Kate McInnes is a third-year Political Science major at the University of Alberta.
Imposter syndrome — the constant fear of being undeserving of one’s accomplishments. This is something I think most university students have experienced at some point in their degree. I would posit that this feeling is more prominent among political science students than other majors within the Faculty of Arts. When you have fifteen Type A personalities in a 400-level seminar with a 20% participation mark, it is bound to breed insecurity and competition (especially when you realize most of your classmates will probably be applying to the same law and grad programs you will be).
Since I began at the U of A in 2014, I’ve attributed my academic successes partially to hard work, but also to easy profs and good luck. When a professor in my second year recommended I apply for an international politics program at the University of Cambridge – I seriously doubted my ability to be accepted. The program admits 40 undergraduate students a year, and these students are expected to complete a thesis in just six weeks under the supervision of a PhD candidate.
I submitted my transcripts, letter of intent, and paper proposal in early December, and I was stunned when I received my letter of acceptance and a very generous bursary from my college, Gonville and Caius. I remember reading the syllabus incredulously, as it required 56 textbooks and over 100 articles to be read before the course commenced. I felt the same sick feeling I often felt in seminars and discussions in my courses at the U of A, when I listened to my classmates and realized my intellect paled in comparison.

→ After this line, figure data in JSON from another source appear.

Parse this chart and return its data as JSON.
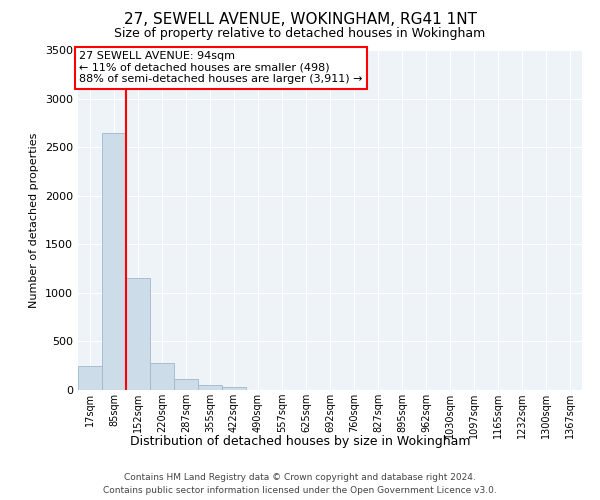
{
  "title": "27, SEWELL AVENUE, WOKINGHAM, RG41 1NT",
  "subtitle": "Size of property relative to detached houses in Wokingham",
  "xlabel": "Distribution of detached houses by size in Wokingham",
  "ylabel": "Number of detached properties",
  "categories": [
    "17sqm",
    "85sqm",
    "152sqm",
    "220sqm",
    "287sqm",
    "355sqm",
    "422sqm",
    "490sqm",
    "557sqm",
    "625sqm",
    "692sqm",
    "760sqm",
    "827sqm",
    "895sqm",
    "962sqm",
    "1030sqm",
    "1097sqm",
    "1165sqm",
    "1232sqm",
    "1300sqm",
    "1367sqm"
  ],
  "values": [
    250,
    2650,
    1150,
    280,
    110,
    50,
    30,
    0,
    0,
    0,
    0,
    0,
    0,
    0,
    0,
    0,
    0,
    0,
    0,
    0,
    0
  ],
  "bar_color": "#cddce9",
  "bar_edgecolor": "#a0b8cc",
  "vline_x_index": 1.5,
  "vline_color": "red",
  "annotation_text": "27 SEWELL AVENUE: 94sqm\n← 11% of detached houses are smaller (498)\n88% of semi-detached houses are larger (3,911) →",
  "annotation_box_color": "white",
  "annotation_box_edgecolor": "red",
  "ylim": [
    0,
    3500
  ],
  "yticks": [
    0,
    500,
    1000,
    1500,
    2000,
    2500,
    3000,
    3500
  ],
  "title_fontsize": 11,
  "subtitle_fontsize": 9,
  "tick_fontsize": 8,
  "ylabel_fontsize": 8,
  "footer_line1": "Contains HM Land Registry data © Crown copyright and database right 2024.",
  "footer_line2": "Contains public sector information licensed under the Open Government Licence v3.0.",
  "background_color": "#eef3f8",
  "grid_color": "white",
  "annotation_fontsize": 8
}
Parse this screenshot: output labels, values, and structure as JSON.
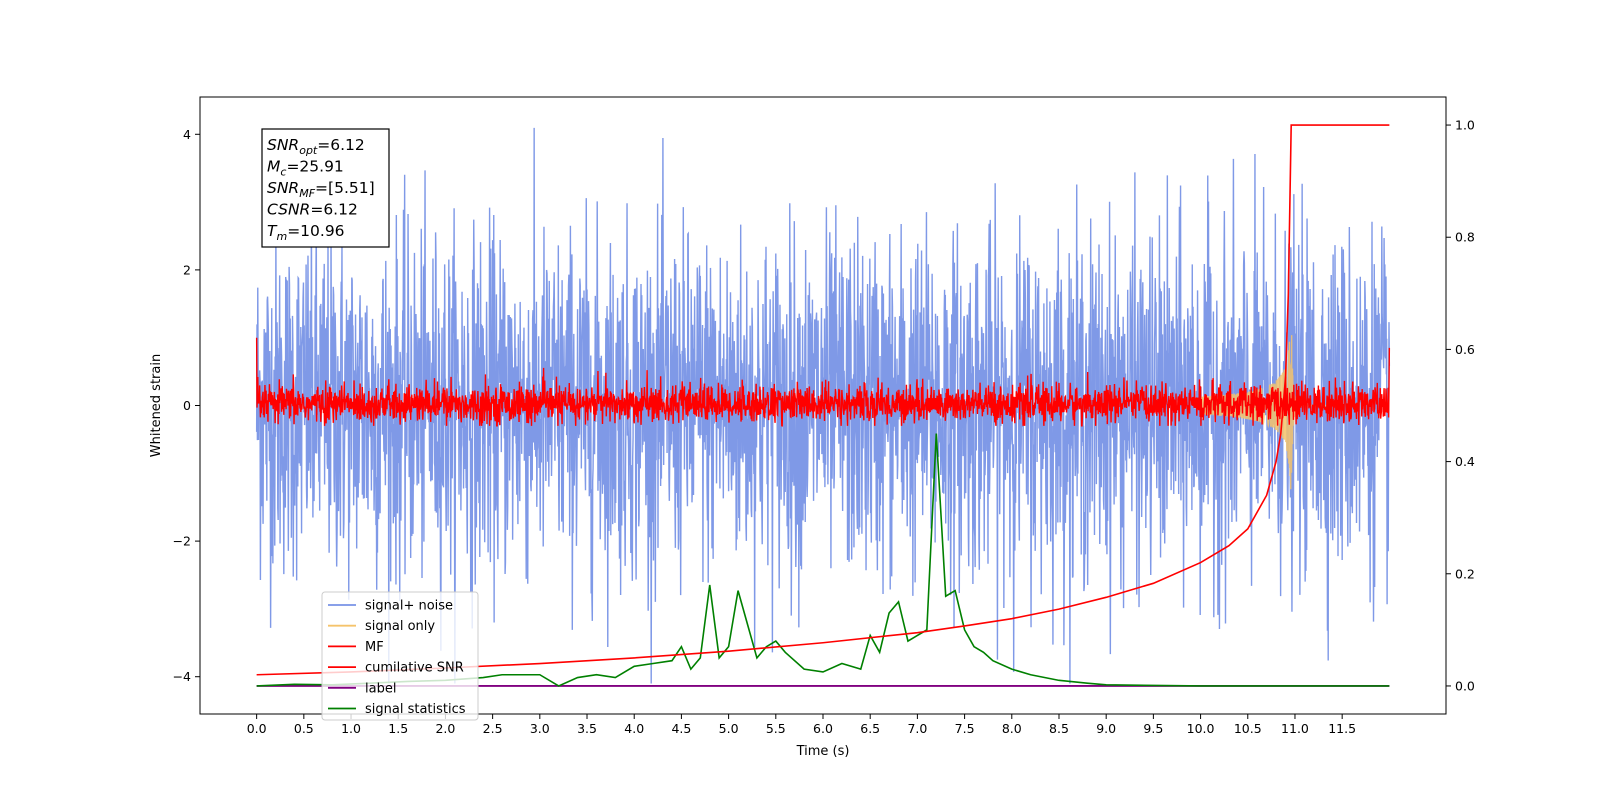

On the first day of classes, the head of the department told us that we supposedly represented the best of our respective universities. His speech didn’t help me feel anything less than hopelessly inadequate compared to the two other students in my thesis cohort — from the London School of Economics and the University of Paris — who were well-spoken, well-read, well-traveled, and fluent in multiple languages. I began to panic that what had been “good enough” at the U of A would be insufficient at a place like Cambridge, and that I wouldn’t be able to convince the people here that I was smart.
It turns out that my fears were unfounded. The course load, while astonishingly demanding and strenuous, was doable. I polished off my 30-page thesis on sustainable opium eradication in Afghanistan and completed the course with a starred first (the equivalent of an A in Canada) and the feeling that my success could be attributed to nothing other than hard work.
It’s easy in competitive environments to feel as though everyone else is more worthy of being there than you are. During my time in Cambridge, I met a number of extraordinarily intelligent and ambitious people in my classes and my college, including a med student from New Zealand, a Kazak studying fashion in Milan, a Mennonite from Indiana, and a prince from Qatar. But what made these people inspiring rather than intimidating was the fact that, despite their accomplishments, they were down-to-earth, unafraid of failure, and never took themselves too seriously.
Though my time in England made me realize how lucky I am to study at a school like the U of A, which gave me the skills to do well at this program, it’s hard to live in a place like Cambridge and not be constantly appreciative of it. Cambridge is a visual wonderland, with sprawling college courts, magnificent stone fortresses, swaying willow trees, and the river Cam running under shallow bridges. The university’s beauty is only strengthened by its human history: Chaucer, Milton, Cromwell, Byron, Wordsworth, Darwin, Malthus, Hawking (who, according to the porter of my college, has Corn Flakes every morning and dressed up to see Batman vs. Superman when it came out), and 90 Nobel Prize winners. But outnumbering those greats by the thousands are the ordinary students who made no mark in history, but whose feet wore away a dip in the stone steps, who passed under the same ancient archways, who surely felt incompetent by the cleverness of their peers, who churned out half-decent essays at 4 am, and who came with the same hopes and apprehensions and left with a sense of purpose and the pride of a job well done.
I’ve already forgotten the names of the diplomats, ambassadors, and government officials who taught me at Cambridge. What stays with me is the confidence I developed, the friends from around the world who I remain close with, and the under-lit cobbled passages I walked every night as I made my way home.